Thanks for the report @chris-piekarski !

Would you mind providing an MRE (https://stackoverflow.com/help/minimal-reproducible-example) and tell us what version did you use before?

DId this started happening between 2.28.0.0 and 2.29.0.0?

moratom avatar Dec 13 '24 15:12 moratom

I just downgraded to 2.26.0.0 and the issue still occurs on this camera.

MRE - on ubuntu 22 start poe gen 2 camera using a yolov7 tiny model and run at 5 fps. Wait a few seconds and see segfault. Seems isolated to this one camera. Is there a self-test I can run it?
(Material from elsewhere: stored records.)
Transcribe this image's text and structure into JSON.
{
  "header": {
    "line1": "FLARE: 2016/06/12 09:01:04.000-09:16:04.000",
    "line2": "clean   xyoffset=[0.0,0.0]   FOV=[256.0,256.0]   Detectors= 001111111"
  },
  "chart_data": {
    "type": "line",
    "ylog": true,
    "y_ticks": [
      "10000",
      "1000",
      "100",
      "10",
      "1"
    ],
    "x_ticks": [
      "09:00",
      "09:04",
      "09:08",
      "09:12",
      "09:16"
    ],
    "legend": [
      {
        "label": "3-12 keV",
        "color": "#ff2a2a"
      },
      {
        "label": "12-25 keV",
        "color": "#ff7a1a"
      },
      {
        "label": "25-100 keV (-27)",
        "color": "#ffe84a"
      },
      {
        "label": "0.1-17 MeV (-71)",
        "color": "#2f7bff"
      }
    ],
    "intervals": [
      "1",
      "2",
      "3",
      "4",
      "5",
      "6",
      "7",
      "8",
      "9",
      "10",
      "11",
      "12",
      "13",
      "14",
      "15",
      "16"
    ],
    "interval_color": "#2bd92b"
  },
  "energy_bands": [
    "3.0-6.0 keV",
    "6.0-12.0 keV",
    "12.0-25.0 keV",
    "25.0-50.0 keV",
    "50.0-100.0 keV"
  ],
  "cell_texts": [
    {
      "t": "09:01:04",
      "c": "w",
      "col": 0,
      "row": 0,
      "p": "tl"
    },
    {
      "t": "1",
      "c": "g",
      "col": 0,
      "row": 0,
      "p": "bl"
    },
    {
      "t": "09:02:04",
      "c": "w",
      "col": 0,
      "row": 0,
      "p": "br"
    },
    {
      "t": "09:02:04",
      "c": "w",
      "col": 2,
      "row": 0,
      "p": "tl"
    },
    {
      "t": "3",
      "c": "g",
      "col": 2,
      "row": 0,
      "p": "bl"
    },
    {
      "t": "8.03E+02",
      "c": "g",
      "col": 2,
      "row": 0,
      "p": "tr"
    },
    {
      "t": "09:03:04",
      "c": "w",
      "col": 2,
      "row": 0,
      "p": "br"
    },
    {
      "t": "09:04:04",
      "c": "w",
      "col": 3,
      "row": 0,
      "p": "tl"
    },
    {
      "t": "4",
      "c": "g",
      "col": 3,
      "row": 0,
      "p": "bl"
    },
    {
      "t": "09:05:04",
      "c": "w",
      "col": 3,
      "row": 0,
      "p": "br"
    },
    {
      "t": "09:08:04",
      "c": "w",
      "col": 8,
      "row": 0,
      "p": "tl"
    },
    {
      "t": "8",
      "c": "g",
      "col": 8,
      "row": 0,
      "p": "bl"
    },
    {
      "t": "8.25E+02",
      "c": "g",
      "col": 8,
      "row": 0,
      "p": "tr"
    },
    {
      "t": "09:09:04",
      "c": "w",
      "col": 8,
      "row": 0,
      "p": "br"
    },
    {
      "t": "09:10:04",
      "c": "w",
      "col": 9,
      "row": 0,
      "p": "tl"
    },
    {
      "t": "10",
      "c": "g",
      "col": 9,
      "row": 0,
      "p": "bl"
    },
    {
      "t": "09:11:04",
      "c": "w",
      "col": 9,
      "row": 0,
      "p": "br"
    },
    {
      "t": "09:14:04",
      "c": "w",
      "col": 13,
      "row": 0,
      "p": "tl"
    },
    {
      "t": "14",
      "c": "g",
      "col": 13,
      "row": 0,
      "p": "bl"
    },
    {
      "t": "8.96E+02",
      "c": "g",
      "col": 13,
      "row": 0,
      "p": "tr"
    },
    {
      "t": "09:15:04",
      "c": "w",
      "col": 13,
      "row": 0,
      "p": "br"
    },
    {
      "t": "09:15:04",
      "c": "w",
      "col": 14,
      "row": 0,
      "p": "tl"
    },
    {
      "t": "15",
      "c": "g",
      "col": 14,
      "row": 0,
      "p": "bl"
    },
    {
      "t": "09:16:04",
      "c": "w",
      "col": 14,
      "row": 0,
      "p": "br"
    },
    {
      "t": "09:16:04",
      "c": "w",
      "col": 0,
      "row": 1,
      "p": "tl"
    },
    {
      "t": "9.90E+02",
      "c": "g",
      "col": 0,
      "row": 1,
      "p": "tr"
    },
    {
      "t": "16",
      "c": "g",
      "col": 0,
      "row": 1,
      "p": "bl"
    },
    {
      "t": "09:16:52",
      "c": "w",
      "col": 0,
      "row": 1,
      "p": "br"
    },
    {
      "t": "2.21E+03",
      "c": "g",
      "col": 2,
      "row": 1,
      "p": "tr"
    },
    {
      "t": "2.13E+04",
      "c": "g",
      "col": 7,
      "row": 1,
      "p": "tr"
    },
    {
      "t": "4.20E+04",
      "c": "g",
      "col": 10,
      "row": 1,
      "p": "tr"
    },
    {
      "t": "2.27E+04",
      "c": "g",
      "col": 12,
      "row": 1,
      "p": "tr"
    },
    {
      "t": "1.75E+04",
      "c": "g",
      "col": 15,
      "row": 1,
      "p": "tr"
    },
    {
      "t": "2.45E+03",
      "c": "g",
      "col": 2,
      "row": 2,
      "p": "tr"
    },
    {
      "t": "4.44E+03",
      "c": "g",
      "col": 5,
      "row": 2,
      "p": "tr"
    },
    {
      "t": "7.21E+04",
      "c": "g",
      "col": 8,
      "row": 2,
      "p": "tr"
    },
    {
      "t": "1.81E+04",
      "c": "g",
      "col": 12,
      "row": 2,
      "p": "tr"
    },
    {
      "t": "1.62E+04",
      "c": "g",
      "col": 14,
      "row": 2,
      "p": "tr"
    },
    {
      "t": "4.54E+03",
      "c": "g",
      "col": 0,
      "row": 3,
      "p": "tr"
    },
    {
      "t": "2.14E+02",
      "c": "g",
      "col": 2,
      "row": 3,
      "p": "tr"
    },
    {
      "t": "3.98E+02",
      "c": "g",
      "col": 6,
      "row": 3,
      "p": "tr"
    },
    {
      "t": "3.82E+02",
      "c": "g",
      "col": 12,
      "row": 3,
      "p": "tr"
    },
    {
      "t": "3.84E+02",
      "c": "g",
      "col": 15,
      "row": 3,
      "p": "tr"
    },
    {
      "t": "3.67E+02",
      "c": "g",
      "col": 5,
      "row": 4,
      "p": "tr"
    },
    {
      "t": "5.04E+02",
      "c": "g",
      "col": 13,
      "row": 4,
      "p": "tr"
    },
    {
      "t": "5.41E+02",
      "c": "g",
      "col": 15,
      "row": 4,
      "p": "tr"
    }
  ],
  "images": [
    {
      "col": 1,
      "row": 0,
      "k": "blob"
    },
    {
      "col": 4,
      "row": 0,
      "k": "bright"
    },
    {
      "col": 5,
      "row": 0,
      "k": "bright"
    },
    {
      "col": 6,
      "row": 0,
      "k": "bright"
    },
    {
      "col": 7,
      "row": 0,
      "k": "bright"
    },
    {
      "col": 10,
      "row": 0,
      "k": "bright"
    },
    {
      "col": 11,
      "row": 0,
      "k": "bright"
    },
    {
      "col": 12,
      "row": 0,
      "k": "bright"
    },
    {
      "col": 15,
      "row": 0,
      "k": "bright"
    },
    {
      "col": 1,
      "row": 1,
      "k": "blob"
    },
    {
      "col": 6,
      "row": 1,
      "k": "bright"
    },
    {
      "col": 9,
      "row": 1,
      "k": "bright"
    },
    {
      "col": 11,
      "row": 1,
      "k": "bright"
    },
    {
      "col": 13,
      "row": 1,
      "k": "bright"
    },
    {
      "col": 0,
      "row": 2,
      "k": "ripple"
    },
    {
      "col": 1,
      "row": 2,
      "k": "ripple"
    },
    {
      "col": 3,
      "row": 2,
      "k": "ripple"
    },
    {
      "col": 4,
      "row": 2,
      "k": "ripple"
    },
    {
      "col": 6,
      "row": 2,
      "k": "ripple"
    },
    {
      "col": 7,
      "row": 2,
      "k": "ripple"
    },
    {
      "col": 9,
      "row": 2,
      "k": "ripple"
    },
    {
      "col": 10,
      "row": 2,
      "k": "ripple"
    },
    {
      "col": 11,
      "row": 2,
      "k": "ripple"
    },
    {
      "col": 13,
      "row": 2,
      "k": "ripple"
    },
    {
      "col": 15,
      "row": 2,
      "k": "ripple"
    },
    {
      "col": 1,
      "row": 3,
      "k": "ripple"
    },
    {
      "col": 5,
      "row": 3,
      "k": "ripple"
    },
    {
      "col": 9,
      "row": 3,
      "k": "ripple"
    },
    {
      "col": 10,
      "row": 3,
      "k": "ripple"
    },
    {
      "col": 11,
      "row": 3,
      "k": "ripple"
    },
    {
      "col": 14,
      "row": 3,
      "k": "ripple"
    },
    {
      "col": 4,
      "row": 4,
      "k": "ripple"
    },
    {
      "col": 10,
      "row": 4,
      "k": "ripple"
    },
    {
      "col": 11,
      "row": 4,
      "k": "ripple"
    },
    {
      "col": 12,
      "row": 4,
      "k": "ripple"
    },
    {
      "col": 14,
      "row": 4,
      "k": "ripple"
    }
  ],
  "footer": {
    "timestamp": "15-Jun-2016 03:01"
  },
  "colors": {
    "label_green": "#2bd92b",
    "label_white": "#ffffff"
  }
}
chris-piekarski avatar Dec 13 '24 20:12 chris-piekarski

@moratom do you have any confirmed M12 connector failures? To get this camera to stop segfaulting all we did was unscrew the M12, wait 10 seconds and screw it back on. Then the camera ran fine for the last week. We just had a second camera start throwing the same segault and we did the same thing and its runing again. I think its possible the M12 connector are experience physical hardware issues on the gen 2 POE versions.

chris-piekarski avatar Dec 20 '24 22:12 chris-piekarski

@chris-piekarski we've had issues if the M12 connector is over-tightened, which can short connections, though this is generally user error.

Is it possible that the connector was over tightened on the two cameras you've exhibited issues?

moratom avatar Jan 22 '25 12:01 moratom

@moratom yes that is possible. Is there a recommended torque? Is there a recommended cable provider that helps prevent this issue?

chris-piekarski avatar Jan 24 '25 03:01 chris-piekarski

@chris-piekarski

To get this camera to stop segfaulting all we did was unscrew the M12, wait 10 seconds and screw it back on

seems like the power cycling the device did the trick, I doubt it's anything to do with connector itself. From our webshop we have this written:

Rotate the locking ring (not the connector body) clockwise (CW) with <0.8 Nm torque to securely connect the cable.

We also have a quick gif for it:

Erol444 avatar Jan 24 '25 11:01 Erol444

@Erol444 no, power cycling the device didn't do the trick. We tried that 30 times. After a power cycle it would run for an hour max on some but otherwise never recovered. We had to throw the cameras in the trash and use new ones to get the systems running again. This occurred on at least seven cameras in the last month.

chris-piekarski avatar Jan 24 '25 14:01 chris-piekarski

@chris-piekarski we could process this as RMA, and it would be helpful if we can get the device in our office for debugging, whether it's SW or HW issue. Could you submit this form? https://www.luxonis.com/rma

Erol444 avatar Jan 24 '25 16:01 Erol444